If you check out the docs for Read
, most of the methods accept a &mut self
. This makes sense, as reading from something usually updates an internal offset so the next read returns different data. However, this compiles:
use std::io::Read;
use std::fs::File;
fn main() {
let file = File::open("/etc/hosts").unwrap();
let vec = &mut Vec::new();
(&file).read_to_end(vec).unwrap();
println!("{:?}", vec);
}
The file isn't mutable, but the data is certainly being read in. This seems incorrect to me. It was pointed out that there is an impl<'a> Read for &'a File
, but the fact that an immutable instance is seemingly being mutated still seems odd.
As @kennytm pointed out, a.read_to_end(vec)
is equivalent to Read::read_to_end(&mut a, vec)
, so (&file).read_to_end(vec)
expands to Read::read_to_end(&mut &file, vec)
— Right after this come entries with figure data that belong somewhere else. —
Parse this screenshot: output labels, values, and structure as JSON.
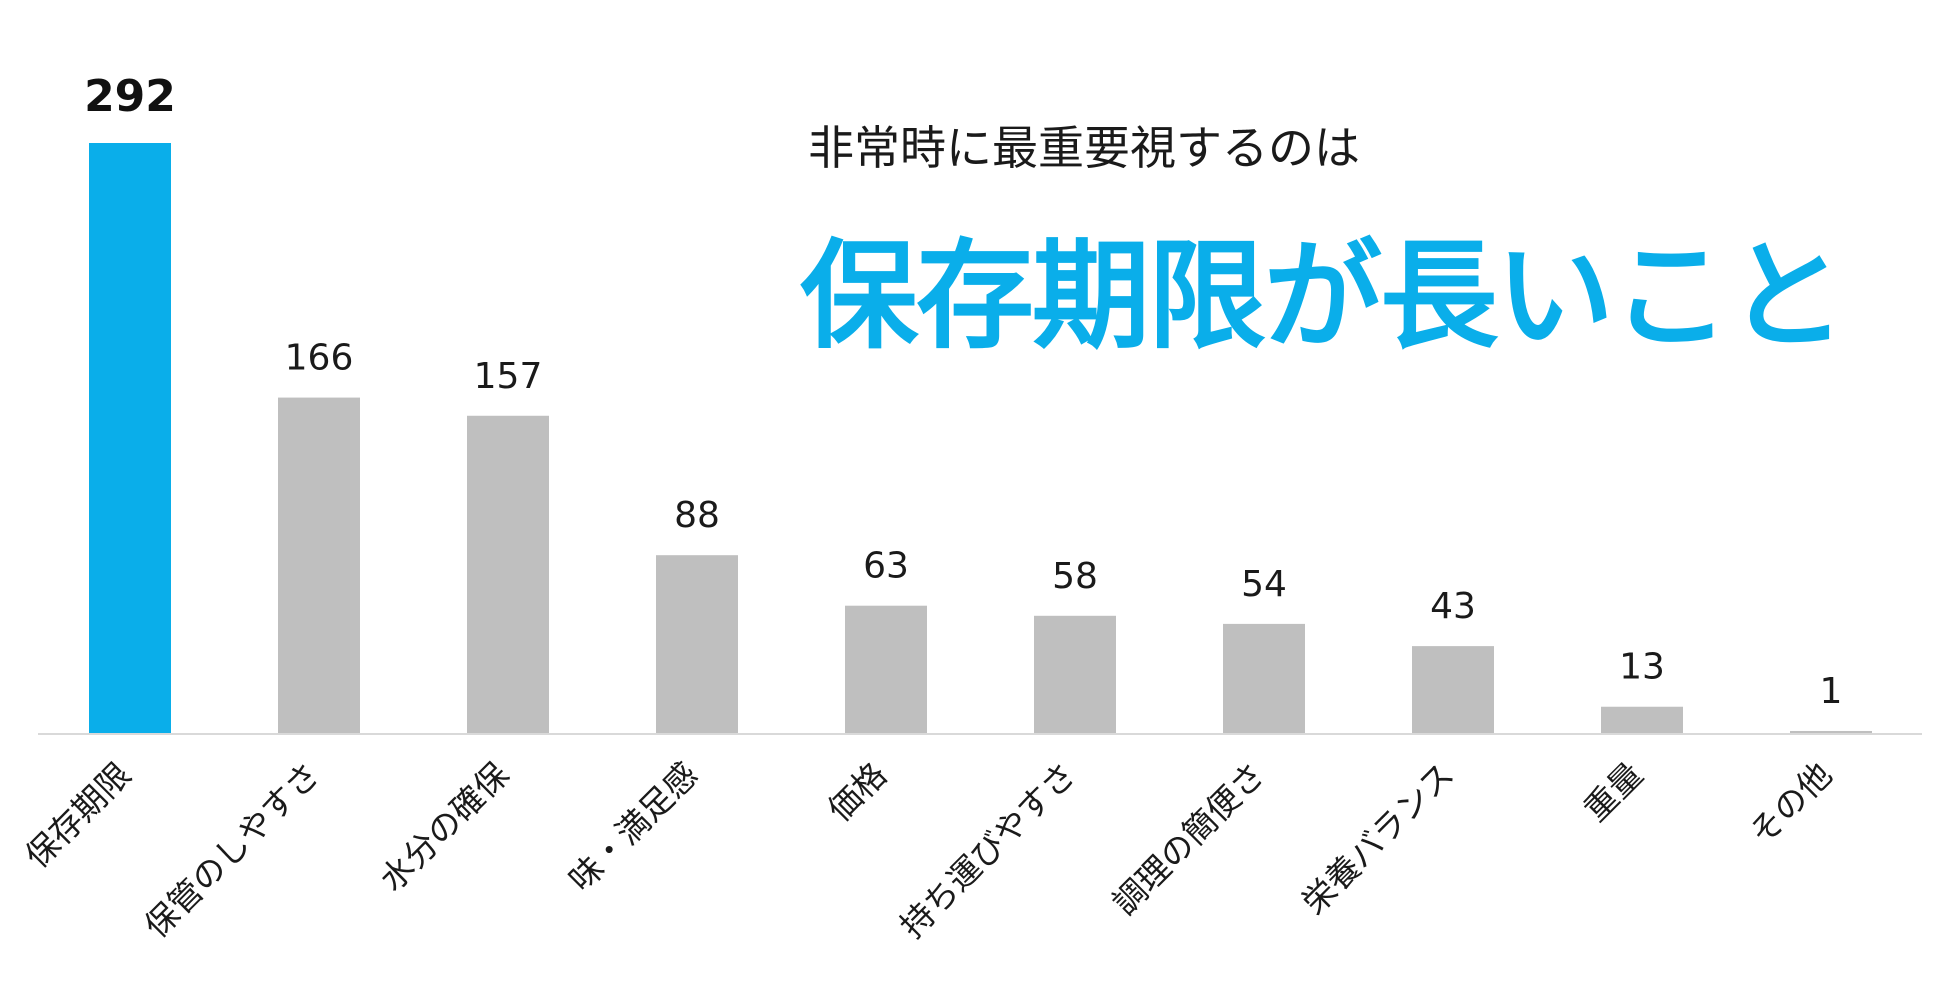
{
  "headline": {
    "subtitle": "非常時に最重要視するのは",
    "title": "保存期限が長いこと"
  },
  "colors": {
    "highlight": "#0aaeea",
    "bar": "#bfbfbf",
    "axis": "#d9d9d9",
    "label": "#1a1a1a"
  },
  "chart_data": {
    "type": "bar",
    "categories": [
      "保存期限",
      "保管のしやすさ",
      "水分の確保",
      "味・満足感",
      "価格",
      "持ち運びやすさ",
      "調理の簡便さ",
      "栄養バランス",
      "重量",
      "その他"
    ],
    "values": [
      292,
      166,
      157,
      88,
      63,
      58,
      54,
      43,
      13,
      1
    ],
    "value_labels": [
      "292",
      "166",
      "157",
      "88",
      "63",
      "58",
      "54",
      "43",
      "13",
      "1"
    ],
    "highlight_index": 0,
    "xlabel": "",
    "ylabel": "",
    "ylim": [
      0,
      292
    ],
    "grid": false,
    "legend": "none"
  }
}
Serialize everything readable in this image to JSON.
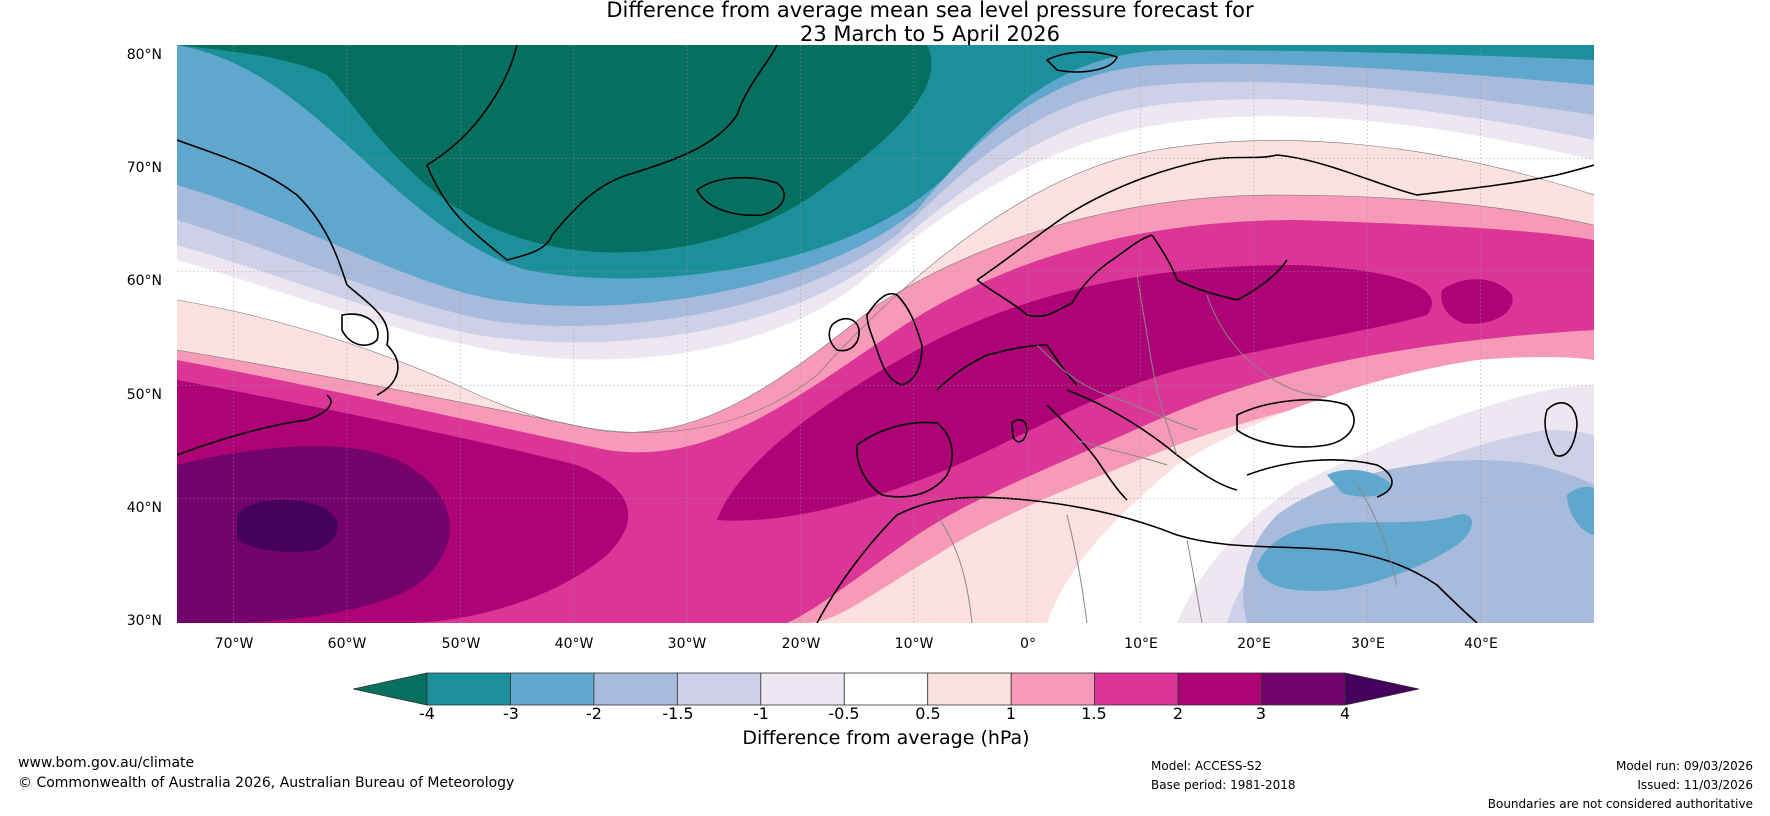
{
  "title": {
    "line1": "Difference from average mean sea level pressure forecast for",
    "line2": "23 March to 5 April 2026"
  },
  "map": {
    "latitude_labels": [
      "80°N",
      "70°N",
      "60°N",
      "50°N",
      "40°N",
      "30°N"
    ],
    "longitude_labels": [
      "70°W",
      "60°W",
      "50°W",
      "40°W",
      "30°W",
      "20°W",
      "10°W",
      "0°",
      "10°E",
      "20°E",
      "30°E",
      "40°E"
    ],
    "lat_range": [
      30,
      80
    ],
    "lon_range": [
      -75,
      50
    ],
    "features": {
      "low_anomaly_centre": "Greenland / North Atlantic",
      "high_anomaly_centres": [
        "Western North Atlantic",
        "Northern Europe / Scandinavia"
      ],
      "weak_low_anomaly": "Eastern Mediterranean"
    }
  },
  "colorbar": {
    "tick_labels": [
      "-4",
      "-3",
      "-2",
      "-1.5",
      "-1",
      "-0.5",
      "0.5",
      "1",
      "1.5",
      "2",
      "3",
      "4"
    ],
    "colors": [
      "#067060",
      "#1b8f9a",
      "#5fa7cc",
      "#a8bbdd",
      "#cdd0e6",
      "#ede7f2",
      "#ffffff",
      "#fde0e0",
      "#f79ab8",
      "#db3598",
      "#ad0376",
      "#74026c",
      "#45005e"
    ],
    "label": "Difference from average (hPa)"
  },
  "footer": {
    "website": "www.bom.gov.au/climate",
    "copyright": "© Commonwealth of Australia 2026, Australian Bureau of Meteorology",
    "model": "Model: ACCESS-S2",
    "base_period": "Base period: 1981-2018",
    "model_run": "Model run: 09/03/2026",
    "issued": "Issued: 11/03/2026",
    "disclaimer": "Boundaries are not considered authoritative"
  }
}
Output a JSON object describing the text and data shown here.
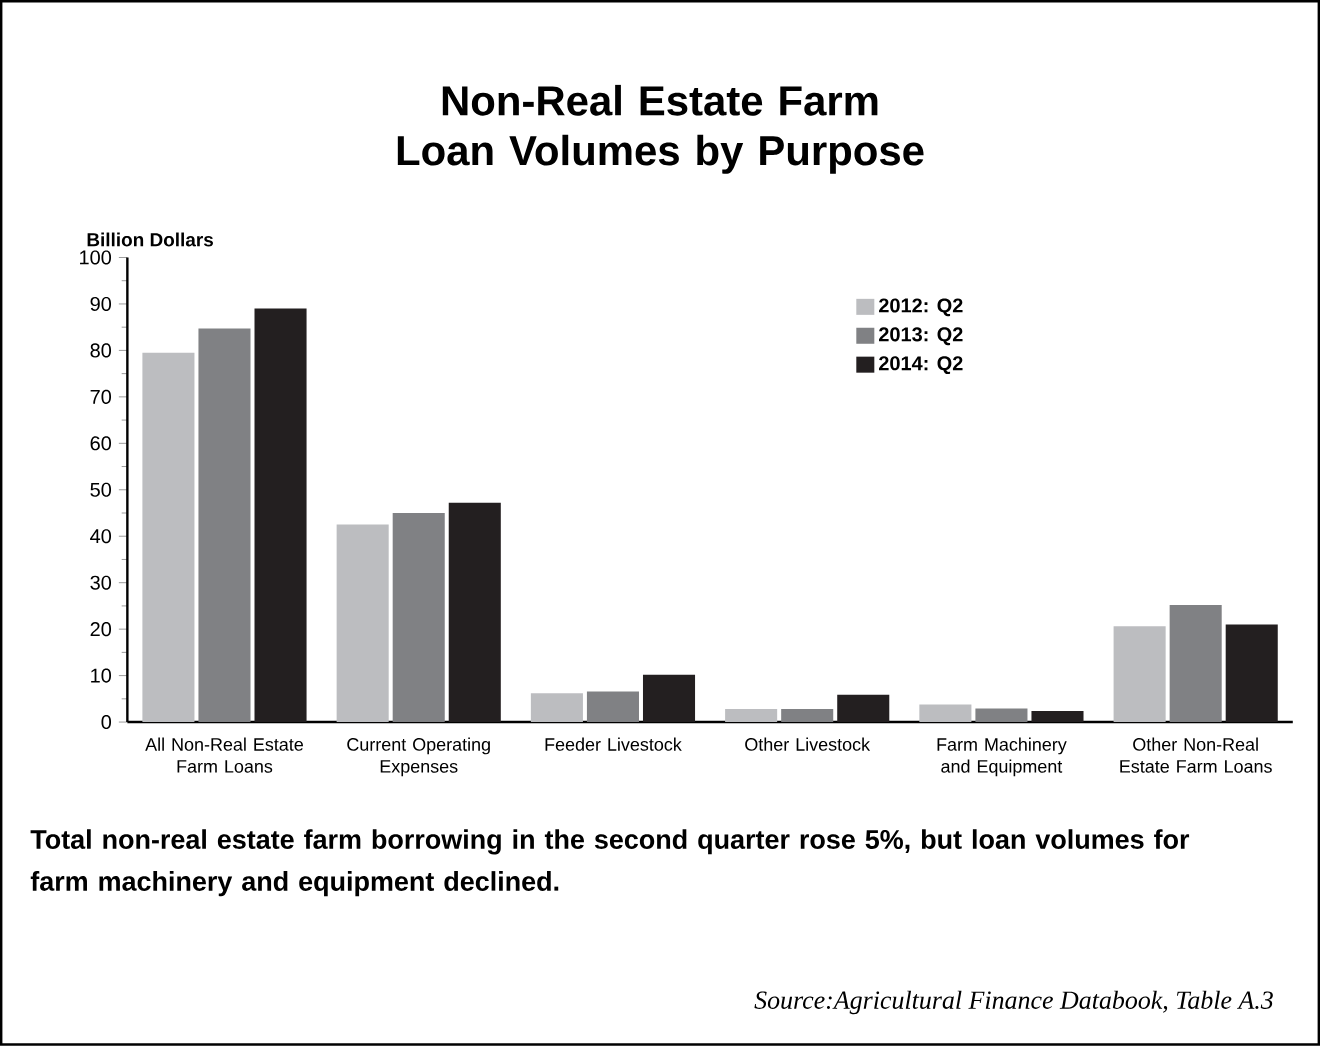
{
  "chart_data": {
    "type": "bar",
    "title": "Non-Real Estate Farm Loan Volumes by Purpose",
    "ylabel": "Billion Dollars",
    "categories": [
      "All Non-Real Estate Farm Loans",
      "Current Operating Expenses",
      "Feeder Livestock",
      "Other Livestock",
      "Farm Machinery and Equipment",
      "Other Non-Real Estate Farm Loans"
    ],
    "series": [
      {
        "name": "2012: Q2",
        "color": "#bcbdc0",
        "values": [
          79.5,
          42.5,
          6.2,
          2.8,
          3.8,
          20.6
        ]
      },
      {
        "name": "2013: Q2",
        "color": "#808184",
        "values": [
          84.7,
          45,
          6.6,
          2.8,
          2.9,
          25.2
        ]
      },
      {
        "name": "2014: Q2",
        "color": "#231f20",
        "values": [
          89,
          47.2,
          10.2,
          5.9,
          2.4,
          21
        ]
      }
    ],
    "ylim": [
      0,
      100
    ],
    "yticks": [
      0,
      10,
      20,
      30,
      40,
      50,
      60,
      70,
      80,
      90,
      100
    ],
    "legend": "top right",
    "annotations": [
      "Total non-real estate farm borrowing in the second quarter rose 5%, but loan volumes for farm machinery and equipment declined.",
      "Source:Agricultural Finance Databook, Table A.3"
    ]
  }
}
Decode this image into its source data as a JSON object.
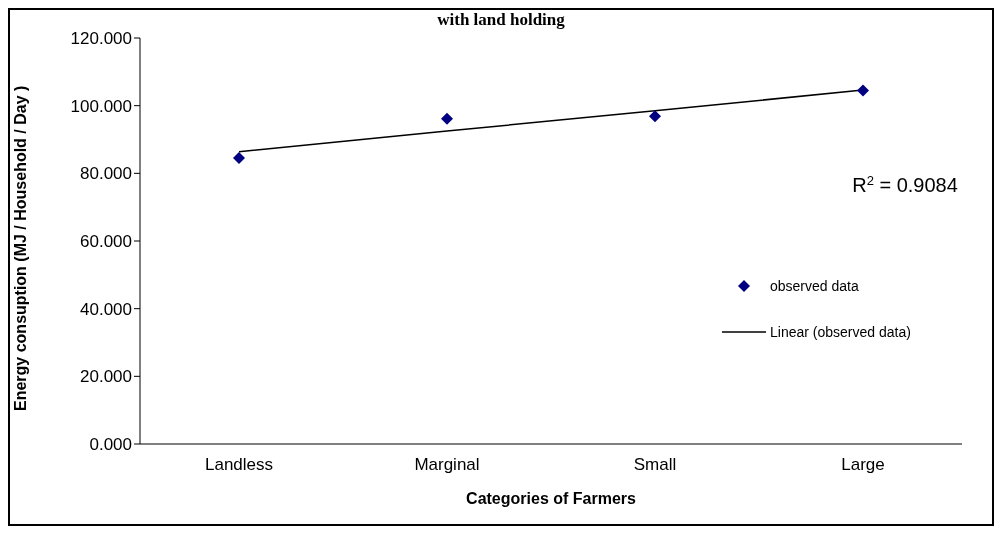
{
  "chart_data": {
    "type": "scatter",
    "title": "with land holding",
    "xlabel": "Categories of Farmers",
    "ylabel": "Energy consuption (MJ / Household / Day )",
    "categories": [
      "Landless",
      "Marginal",
      "Small",
      "Large"
    ],
    "series": [
      {
        "name": "observed data",
        "color": "#000080",
        "marker": "diamond",
        "values": [
          84.5,
          96.1,
          96.9,
          104.5
        ]
      },
      {
        "name": "Linear (observed data)",
        "type": "line",
        "color": "#000000",
        "marker": "none",
        "line_style": "solid",
        "values": [
          86.4,
          92.5,
          98.5,
          104.6
        ]
      }
    ],
    "ylim": [
      0,
      120
    ],
    "yticks": [
      {
        "value": 0,
        "label": "0.000"
      },
      {
        "value": 20,
        "label": "20.000"
      },
      {
        "value": 40,
        "label": "40.000"
      },
      {
        "value": 60,
        "label": "60.000"
      },
      {
        "value": 80,
        "label": "80.000"
      },
      {
        "value": 100,
        "label": "100.000"
      },
      {
        "value": 120,
        "label": "120.000"
      }
    ],
    "annotations": [
      "R$^{2}$ = 0.9084"
    ],
    "grid": false,
    "legend": "right"
  }
}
. In the latter expression, &file
is a new temporary value of type &File
. There is no problem with taking mutable references to an expression (e.g. &mut 42
). This is exactly what happens here. The fact that the expression is a reference to an immutable value doesn't matter because we cannot actually mutate the value through a &mut &T
.
Regarding the question why we don't need the File
to be mutable: File
is basically just a newtyped file descriptor, i.e. an index into an open-file table that is managed by the OS. read
and friends will not change this descriptor at all, which is why the File
does not need to be mutated. There is of course mutation going on, but that is done by the operating system on its own data structures and not in your user-land rust code.